Depuis le début de l'Euro de football en France, les violences autour et dans les stades ont été nombreuses. Après moins de deux semaines de compétition, un tiers des équipes engagées dans l'Euro sont sous le coup de sanctions engagées par l'UEFA. Invité de la matinale d'Europe 1 mardi, Patrick Mignon, sociologue du sport spécialisé dans l'environnement des stades et le hooliganisme, est revenu sur ce phénomène.

Une ampleur "inédite". De tels débordements sont "inédits", juge le sociologue du sport. "En proportion c'est tout à fait énorme, mais ça correspond à la nouvelle géographie du foot en Europe et notamment à la géographie des supporters radicaux", détaille-t-il. "Les supporters ont changé et notamment dans les pays de l'Est. Il y une dizaine d'années, ils n'existaient pas et désormais ils se sont structurés et sont présents parce qu'il y a des enjeux qui sont spécifiques dans leurs pays.
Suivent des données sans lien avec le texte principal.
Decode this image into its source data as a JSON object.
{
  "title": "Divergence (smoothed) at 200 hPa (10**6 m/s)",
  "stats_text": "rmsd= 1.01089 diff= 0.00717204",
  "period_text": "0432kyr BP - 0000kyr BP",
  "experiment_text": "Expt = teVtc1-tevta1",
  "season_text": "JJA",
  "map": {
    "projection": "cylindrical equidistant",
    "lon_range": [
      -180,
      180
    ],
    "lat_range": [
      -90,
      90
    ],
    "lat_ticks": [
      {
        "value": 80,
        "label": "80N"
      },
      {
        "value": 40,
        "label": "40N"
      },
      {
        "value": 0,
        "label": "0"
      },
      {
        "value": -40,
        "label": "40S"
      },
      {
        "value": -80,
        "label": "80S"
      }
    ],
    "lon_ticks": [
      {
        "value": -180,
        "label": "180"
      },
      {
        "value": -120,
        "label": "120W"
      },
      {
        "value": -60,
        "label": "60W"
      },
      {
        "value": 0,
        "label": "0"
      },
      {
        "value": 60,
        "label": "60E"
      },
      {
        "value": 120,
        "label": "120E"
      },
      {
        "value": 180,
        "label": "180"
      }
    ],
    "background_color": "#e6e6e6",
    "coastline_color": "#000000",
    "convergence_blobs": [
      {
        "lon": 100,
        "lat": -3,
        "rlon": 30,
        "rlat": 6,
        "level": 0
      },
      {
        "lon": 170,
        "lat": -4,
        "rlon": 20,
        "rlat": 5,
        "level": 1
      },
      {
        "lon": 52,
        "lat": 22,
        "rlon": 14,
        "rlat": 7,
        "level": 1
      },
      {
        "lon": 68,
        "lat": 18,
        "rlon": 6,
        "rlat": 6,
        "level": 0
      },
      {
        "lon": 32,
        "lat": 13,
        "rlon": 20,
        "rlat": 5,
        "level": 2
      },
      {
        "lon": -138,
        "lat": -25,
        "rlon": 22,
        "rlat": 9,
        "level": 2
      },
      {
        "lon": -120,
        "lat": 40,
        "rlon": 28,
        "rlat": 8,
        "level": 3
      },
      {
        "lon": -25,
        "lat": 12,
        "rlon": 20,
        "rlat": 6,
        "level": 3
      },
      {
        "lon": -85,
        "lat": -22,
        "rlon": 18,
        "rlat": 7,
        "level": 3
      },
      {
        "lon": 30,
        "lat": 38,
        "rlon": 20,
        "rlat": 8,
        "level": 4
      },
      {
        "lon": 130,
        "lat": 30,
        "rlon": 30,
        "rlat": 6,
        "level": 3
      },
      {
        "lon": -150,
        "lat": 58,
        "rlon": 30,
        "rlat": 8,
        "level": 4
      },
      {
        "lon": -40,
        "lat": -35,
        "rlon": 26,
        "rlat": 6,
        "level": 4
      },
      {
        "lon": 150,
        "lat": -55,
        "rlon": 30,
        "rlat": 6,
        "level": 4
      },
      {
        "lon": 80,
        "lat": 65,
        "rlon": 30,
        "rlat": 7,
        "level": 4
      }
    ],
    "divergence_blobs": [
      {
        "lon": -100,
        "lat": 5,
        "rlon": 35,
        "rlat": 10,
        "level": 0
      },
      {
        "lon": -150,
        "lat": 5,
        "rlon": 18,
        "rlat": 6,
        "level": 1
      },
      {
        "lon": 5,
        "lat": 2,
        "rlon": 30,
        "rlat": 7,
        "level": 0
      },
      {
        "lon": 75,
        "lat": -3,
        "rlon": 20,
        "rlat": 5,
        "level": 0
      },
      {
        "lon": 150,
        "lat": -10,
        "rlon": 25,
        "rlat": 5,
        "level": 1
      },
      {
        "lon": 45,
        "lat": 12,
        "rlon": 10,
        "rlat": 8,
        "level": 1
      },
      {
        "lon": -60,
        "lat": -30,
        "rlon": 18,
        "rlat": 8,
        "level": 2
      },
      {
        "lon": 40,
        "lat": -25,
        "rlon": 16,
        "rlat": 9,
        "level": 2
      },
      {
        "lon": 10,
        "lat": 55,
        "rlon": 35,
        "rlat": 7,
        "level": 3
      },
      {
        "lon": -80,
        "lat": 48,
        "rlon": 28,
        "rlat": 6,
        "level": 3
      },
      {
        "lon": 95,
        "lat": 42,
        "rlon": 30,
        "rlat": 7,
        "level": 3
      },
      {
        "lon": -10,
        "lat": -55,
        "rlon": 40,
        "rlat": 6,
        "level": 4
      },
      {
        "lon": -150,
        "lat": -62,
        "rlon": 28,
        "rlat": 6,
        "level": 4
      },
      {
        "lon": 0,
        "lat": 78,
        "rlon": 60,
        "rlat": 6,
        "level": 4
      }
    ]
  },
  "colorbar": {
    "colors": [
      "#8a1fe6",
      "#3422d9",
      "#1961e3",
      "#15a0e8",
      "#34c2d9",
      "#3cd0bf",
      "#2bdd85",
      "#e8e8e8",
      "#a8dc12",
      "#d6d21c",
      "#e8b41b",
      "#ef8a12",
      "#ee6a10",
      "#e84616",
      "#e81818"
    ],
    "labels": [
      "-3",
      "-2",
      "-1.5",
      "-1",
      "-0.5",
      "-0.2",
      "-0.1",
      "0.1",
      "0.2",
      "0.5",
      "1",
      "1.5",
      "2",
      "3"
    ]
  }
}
Ils viennent à l'Euro parce que c'est une vitrine et un champ de bataille pour eux", explique Patrick Mignon.

Collaboration entre les pays. Alors que certains pointent des dysfonctionnements de l'Etat français dans l'organisation de la sécurité autour de l'Euro, Patrick Mignon pointe du doigt "la collaboration entre les pays". "Est-ce que les pays ont collaboré de manière honnête par rapport aux déplacements des supporters problématiques ?", s'interroge le spécialiste de l'environnement des stades et le hooliganisme. "Il existe des fichiers de recensement dans tous les pays. Il en existe en France, en Angleterre, en Allemagne, dans tous les pays, le problème est leur lien", poursuit-il. "Les polices collaborent entre elles pour l'information pour l'Euro, mais il est tout à fait possible que certains pays collaborent moins que d'autres. Je pense que, s'il y a des responsabilités, elle est dans le fait de ne pas avoir poussé les partenaires d'Europe de l'Est dans l'échange d'informations", avance-t-il. "Si vous prenez ce qui se passe dans les stades, ce n'est pas l'Etat français qui est responsable, c'est l'UEFA", conclut Patrick Mignon.